Видимо, пора сформулировать, почему “густопишущий” автор так раздражает придирчивого критика. Я думаю, что иерархическое представление о структуре прозы, десятилетиями питавшееся не только практикой соц. реализма, но и настоятельным примером самого имперского общества, держится в умах гораздо крепче, чем мы способны себе вообразить. Видимо, в этих подспудных мыслеобразах большую роль играет архитектура. У здания — скажем, у романа — должны быть несущая конструкция (фабула), хорошие пропорции (композиция), привязка к местности (то, что сейчас называют “формат”). С этой точки зрения художественная деталь не более чем декор: уберите лепнину — и здание по-прежнему будет стоять и выполнять свое предназначение. Есть даже особый шик в том, чтобы обходиться без лишних финтифлюшек: выразительность линий и функциональность планировки — вот качество современной прозы, к которым стремится разумный, думающий несколько по-английски русский минималист.
Густая проза разрушает привычную соподчиненность уровней текста: она скорее биологична, нежели архитектурна. Еще раз процитирую Александра Гениса: “Прозу Татьяны Толстой отличает редкое качество — своеобразное биофильство. Подобное “спонтанное зарождение жизни” больше всего ценил у Гоголя Набоков, ибо оно обеспечивает литературе, писал он, “огромный, бурлящий, высокопоэтический фон, который и создает подлинную драму”. Такой драмой мир Толстой обеспечивается густо записанным задником. Здесь разворачиваются, не сопровождая, не иллюстрируя, не соответствуя, а просто сопутствуя действию, замечательные по своей повествовательной энергетичности живые картины, каждая из которых являет собой свернутую в тугой клубок сказку”. Эта цитата-матрешка для меня существенна тем, что в сжатом виде прослеживает корни “биофильства” в русской литературе. Однако же Генис, не расставшийся с иерархическими мыслями о прозе, видит в текстах Толстой задний и передний планы, весьма друг от друга независимые, причем на переднем плане предметы и люди якобы “настоящие”, а на заднике “нарисованные”. Тем самым постулируются два разных и неравноценных уровня условности текста: есть собственно сюжет и есть “сказки в рассказе”, вместе они создают, как это бывает на сцене театра или в музейной панораме, иллюзию подлинного пространства, надо только внутренне с этим согласиться и немного прищурить глаза.
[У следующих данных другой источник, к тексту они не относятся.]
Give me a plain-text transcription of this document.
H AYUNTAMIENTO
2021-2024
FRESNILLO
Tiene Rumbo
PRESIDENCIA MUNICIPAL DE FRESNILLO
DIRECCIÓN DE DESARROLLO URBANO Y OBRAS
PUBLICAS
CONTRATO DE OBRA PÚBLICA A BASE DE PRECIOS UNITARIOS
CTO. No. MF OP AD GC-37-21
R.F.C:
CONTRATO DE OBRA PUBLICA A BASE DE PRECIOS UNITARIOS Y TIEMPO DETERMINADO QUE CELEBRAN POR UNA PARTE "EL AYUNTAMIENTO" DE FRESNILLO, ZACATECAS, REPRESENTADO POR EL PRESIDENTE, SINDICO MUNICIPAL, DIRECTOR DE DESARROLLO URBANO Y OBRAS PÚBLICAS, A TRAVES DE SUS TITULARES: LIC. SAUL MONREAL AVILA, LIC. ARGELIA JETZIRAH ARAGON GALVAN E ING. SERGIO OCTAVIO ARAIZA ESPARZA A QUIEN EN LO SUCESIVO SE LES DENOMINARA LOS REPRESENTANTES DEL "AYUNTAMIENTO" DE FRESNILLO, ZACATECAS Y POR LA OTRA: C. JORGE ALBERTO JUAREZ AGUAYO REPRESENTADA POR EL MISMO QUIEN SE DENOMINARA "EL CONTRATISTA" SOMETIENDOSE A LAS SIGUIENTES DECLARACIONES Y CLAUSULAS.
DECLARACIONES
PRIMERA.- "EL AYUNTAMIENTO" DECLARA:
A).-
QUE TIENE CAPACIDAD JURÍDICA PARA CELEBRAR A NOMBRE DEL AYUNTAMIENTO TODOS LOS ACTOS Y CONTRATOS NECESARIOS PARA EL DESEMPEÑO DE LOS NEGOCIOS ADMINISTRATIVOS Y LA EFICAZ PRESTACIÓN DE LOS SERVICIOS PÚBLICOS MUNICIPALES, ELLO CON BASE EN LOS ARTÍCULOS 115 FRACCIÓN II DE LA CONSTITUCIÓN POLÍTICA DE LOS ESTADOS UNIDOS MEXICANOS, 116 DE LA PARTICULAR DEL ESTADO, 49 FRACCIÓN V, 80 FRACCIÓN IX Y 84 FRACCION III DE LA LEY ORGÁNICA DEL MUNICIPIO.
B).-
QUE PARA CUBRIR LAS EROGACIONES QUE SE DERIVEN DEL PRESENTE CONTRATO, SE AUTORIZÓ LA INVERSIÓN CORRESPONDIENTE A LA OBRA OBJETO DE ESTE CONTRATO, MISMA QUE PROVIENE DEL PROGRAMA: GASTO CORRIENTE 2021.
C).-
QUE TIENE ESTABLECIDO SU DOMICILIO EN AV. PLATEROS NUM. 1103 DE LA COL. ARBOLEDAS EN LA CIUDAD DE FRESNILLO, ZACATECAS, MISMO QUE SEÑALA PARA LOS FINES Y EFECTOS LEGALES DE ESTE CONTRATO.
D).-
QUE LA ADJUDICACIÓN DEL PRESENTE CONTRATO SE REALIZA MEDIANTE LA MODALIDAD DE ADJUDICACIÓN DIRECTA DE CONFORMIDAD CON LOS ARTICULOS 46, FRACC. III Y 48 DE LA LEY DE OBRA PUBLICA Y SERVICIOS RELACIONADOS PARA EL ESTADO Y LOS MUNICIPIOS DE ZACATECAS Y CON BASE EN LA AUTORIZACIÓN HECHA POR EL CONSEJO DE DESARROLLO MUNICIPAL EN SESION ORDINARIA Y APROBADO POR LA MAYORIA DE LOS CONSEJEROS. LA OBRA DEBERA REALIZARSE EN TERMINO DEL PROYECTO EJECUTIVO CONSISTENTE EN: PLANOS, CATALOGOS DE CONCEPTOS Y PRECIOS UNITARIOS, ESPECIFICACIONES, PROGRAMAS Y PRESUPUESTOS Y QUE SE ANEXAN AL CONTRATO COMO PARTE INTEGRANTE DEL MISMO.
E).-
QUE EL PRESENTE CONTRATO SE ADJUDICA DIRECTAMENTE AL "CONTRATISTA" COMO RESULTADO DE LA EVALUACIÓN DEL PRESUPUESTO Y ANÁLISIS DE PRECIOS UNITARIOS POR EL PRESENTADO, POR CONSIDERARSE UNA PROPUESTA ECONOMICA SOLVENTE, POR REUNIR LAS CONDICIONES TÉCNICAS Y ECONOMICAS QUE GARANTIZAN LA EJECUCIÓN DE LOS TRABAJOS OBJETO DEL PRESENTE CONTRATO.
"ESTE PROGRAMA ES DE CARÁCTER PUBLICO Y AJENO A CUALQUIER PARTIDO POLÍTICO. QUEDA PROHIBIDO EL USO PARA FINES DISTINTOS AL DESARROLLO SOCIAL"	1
На самом деле, как мне кажется, проза “биофилов” не разбивается на уровни, потому что зарождается и разрастается несколько иначе, нежели у “архитекторов” (деление, конечно, более чем условное, однако позволяющее понимать некоторые особенности творческого процесса). “Архитектор” подбирает детали под общий замысел, вернее, он их так обнаруживает — в общем контуре всего произведения. У “биофила” самозародившаяся метафора, яркая частность могут изменить представление автора о характере героя; внезапный симбиоз двух далеких образов, до того представлявшихся как раз такими, как рисует Генис, посторонними клубочками, направляет рост сюжета совсем не в ту сторону, куда его разворачивает автор. У “биофила” любое сравнение чего-то с чем-то представляет собой весы, где никогда нельзя заранее сказать, какая чашка перетянет — и что в итоге окажется “настоящим” предметом текста, а что останется тенью предмета. Все это дикорастущее богатство не поддается никакому оконтуриванию и только и делает, что нарушает собственные границы. Мне представляется, что иногда я буквально вижу в прозе “биофилов” — Татьяны Толстой, Саши Соколова, Марины Вишневецкой, Ирины Полянской, отчасти Дмитрия Липскерова, Юрия Буйды и Олега Павлова — те текстовые узлы, откуда внезапно прыснуло ростками, и — иногда — полузасохшие ветки первоначальной идеи, в которых путаются ноги неаккуратного автора. Бывает и так, что к первоначальному замыслу лепится образ-паразит, который растет, высасывая ненаписанную вещь до пустой шелухи: вот он-то и становится романом, иногда даже довольно известным (см. “Стрекоза, увеличенная до размеров собаки”). Как правило, текст у “биофила”, будь он даже небольшой, проходит несколько циклов, сравнимых с годичными циклами жизни растений: детали — это зернышки, семена, через которые “осень” информирует о себе новую “весну”.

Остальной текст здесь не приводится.